Петровский махнул рукой: делайте, мол, что хотите. Итак, разрешение
на самостоятельную работу мною было получено, и я не замедлила к ней
приступить.
Для начала я направилась в редакцию «Нижегородского листка»
и попросила дать мне перечни всех подписчиков двухгодичной давности. И тут меня
ожидал первый – и весьма серьезный – афронт. Оказывается, дом, который сия
контора в ту пору снимала и где хранила свои архивные документы, сгорел год
назад. Разумеется, вместе со всеми бумагами! Служащий в рассылочной конторе
долго сокрушался над тем, что не может мне помочь, а потом посоветовал собрать
и опросить всех рассыльных. Может статься, они и вспомнят, кто и кому доставлял
номера газеты два года назад. Беда только, что рассыльные часто меняются, а
списки тех, кто работал в нужное мне время, сгорели при том же пожаре…
В окошко начал стучаться дождь, и мое настроение, и без того
испорченное, вовсе скисло, как позавчерашнее молоко.
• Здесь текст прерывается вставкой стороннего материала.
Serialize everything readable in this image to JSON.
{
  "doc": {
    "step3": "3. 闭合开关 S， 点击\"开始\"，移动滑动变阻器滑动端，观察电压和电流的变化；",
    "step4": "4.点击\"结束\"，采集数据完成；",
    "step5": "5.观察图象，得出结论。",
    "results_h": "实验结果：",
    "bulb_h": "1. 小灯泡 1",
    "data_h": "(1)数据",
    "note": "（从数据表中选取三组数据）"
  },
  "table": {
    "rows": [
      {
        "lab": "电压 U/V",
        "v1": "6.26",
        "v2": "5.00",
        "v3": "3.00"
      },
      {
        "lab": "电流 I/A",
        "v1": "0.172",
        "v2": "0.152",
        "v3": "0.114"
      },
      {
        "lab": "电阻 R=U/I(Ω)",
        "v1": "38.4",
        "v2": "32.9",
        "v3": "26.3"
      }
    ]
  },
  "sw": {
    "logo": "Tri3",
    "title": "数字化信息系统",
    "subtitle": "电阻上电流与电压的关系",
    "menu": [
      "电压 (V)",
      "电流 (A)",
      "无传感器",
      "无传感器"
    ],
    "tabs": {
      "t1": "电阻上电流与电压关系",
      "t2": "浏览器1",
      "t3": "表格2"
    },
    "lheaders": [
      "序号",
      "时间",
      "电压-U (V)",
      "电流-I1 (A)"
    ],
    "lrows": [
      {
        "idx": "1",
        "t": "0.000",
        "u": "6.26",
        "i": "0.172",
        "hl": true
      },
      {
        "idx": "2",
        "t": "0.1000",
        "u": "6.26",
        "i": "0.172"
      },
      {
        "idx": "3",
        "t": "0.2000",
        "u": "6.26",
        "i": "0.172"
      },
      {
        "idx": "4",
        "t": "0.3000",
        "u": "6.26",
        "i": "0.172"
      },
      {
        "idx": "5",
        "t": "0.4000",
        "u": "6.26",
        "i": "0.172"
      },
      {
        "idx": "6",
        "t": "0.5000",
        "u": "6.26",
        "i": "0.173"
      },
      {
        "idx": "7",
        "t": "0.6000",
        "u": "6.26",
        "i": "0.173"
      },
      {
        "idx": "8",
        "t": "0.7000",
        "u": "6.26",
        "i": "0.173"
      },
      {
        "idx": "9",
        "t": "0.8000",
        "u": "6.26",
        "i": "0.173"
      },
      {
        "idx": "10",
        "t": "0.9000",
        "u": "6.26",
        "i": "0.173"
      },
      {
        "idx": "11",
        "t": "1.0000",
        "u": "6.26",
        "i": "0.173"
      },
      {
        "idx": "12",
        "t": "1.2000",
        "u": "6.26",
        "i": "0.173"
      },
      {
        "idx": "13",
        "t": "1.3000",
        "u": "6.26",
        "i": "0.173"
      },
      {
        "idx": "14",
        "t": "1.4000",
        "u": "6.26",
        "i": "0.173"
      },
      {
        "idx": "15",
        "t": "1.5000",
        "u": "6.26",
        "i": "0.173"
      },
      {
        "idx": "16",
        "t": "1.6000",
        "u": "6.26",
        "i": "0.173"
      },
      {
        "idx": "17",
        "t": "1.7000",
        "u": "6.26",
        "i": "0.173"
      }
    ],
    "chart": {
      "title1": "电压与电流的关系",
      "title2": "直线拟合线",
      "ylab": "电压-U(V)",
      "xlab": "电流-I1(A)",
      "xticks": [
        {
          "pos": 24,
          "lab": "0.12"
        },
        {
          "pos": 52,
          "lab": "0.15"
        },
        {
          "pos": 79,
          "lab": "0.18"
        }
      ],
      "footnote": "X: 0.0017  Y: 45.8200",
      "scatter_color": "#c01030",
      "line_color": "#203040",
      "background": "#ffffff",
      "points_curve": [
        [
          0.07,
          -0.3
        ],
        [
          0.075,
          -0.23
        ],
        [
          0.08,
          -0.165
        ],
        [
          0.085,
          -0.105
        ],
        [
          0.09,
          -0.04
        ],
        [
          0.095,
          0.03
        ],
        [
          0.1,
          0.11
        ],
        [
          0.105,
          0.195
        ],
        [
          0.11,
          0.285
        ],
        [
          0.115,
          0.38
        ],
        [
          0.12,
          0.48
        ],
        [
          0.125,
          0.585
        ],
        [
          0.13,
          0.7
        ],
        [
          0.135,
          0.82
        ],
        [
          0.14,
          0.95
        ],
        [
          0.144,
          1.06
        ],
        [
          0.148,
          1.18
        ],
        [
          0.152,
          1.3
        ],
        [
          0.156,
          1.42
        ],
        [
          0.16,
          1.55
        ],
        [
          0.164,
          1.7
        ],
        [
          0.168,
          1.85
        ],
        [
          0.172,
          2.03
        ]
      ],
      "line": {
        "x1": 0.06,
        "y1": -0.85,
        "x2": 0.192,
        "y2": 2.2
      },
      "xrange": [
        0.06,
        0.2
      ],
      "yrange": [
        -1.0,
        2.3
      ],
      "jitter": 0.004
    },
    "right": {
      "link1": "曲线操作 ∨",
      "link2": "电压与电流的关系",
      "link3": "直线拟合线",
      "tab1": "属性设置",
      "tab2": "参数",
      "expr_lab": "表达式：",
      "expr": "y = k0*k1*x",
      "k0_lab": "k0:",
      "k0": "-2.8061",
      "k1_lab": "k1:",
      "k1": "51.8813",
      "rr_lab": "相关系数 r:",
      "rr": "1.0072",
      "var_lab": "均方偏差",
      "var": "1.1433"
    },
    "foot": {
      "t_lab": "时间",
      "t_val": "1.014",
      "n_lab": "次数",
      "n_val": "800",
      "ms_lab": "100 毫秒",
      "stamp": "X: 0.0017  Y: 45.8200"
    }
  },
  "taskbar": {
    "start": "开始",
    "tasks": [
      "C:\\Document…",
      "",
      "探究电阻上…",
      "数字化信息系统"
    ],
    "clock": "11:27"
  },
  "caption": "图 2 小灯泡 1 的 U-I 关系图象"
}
С утра, уповая на
внезапное и очень яркое солнышко, я отправилась без зонтика. То-то негодует
теперь Павла, которая перед моим уходом устроила из-за этого зонта целую бучу!
То-то задаст она мне, когда я ворочусь!
«Вечно считаете себя умней всех иных-прочих, барышня? –
так станет шипеть Павла. – А посмотрите-ка на себя в зеркало! Нет, вы
носик-то не воротите, вы гляньте, гляньте! Разве это госпожа следователь? Никак
нет! Это госпожа мокрая курица! И шляпку попортили, и юбку! А блузка на что
похожа?! А чистить, мыть кому? Павле! Кому больше?!»
Да это бы еще полбеды. Павла помешана на моем здоровье, в
малейшем неровном вздохе или, господи сохрани, кашле она видит признаки
надвигающейся скоротечной чахотки. Той же, которая безвременно свела в могилу
мою матушку… Поэтому, ежели я явлюсь нынче с промоченными ногами и в сыром
платье, мне обеспечен самый омерзительный напиток в мире – горячее молоко с
медом и салом, а потом еще глинтвейн из красного вина, после чего я утром
встану с гудящей головой, запухшими глазами и в полном упадке сил.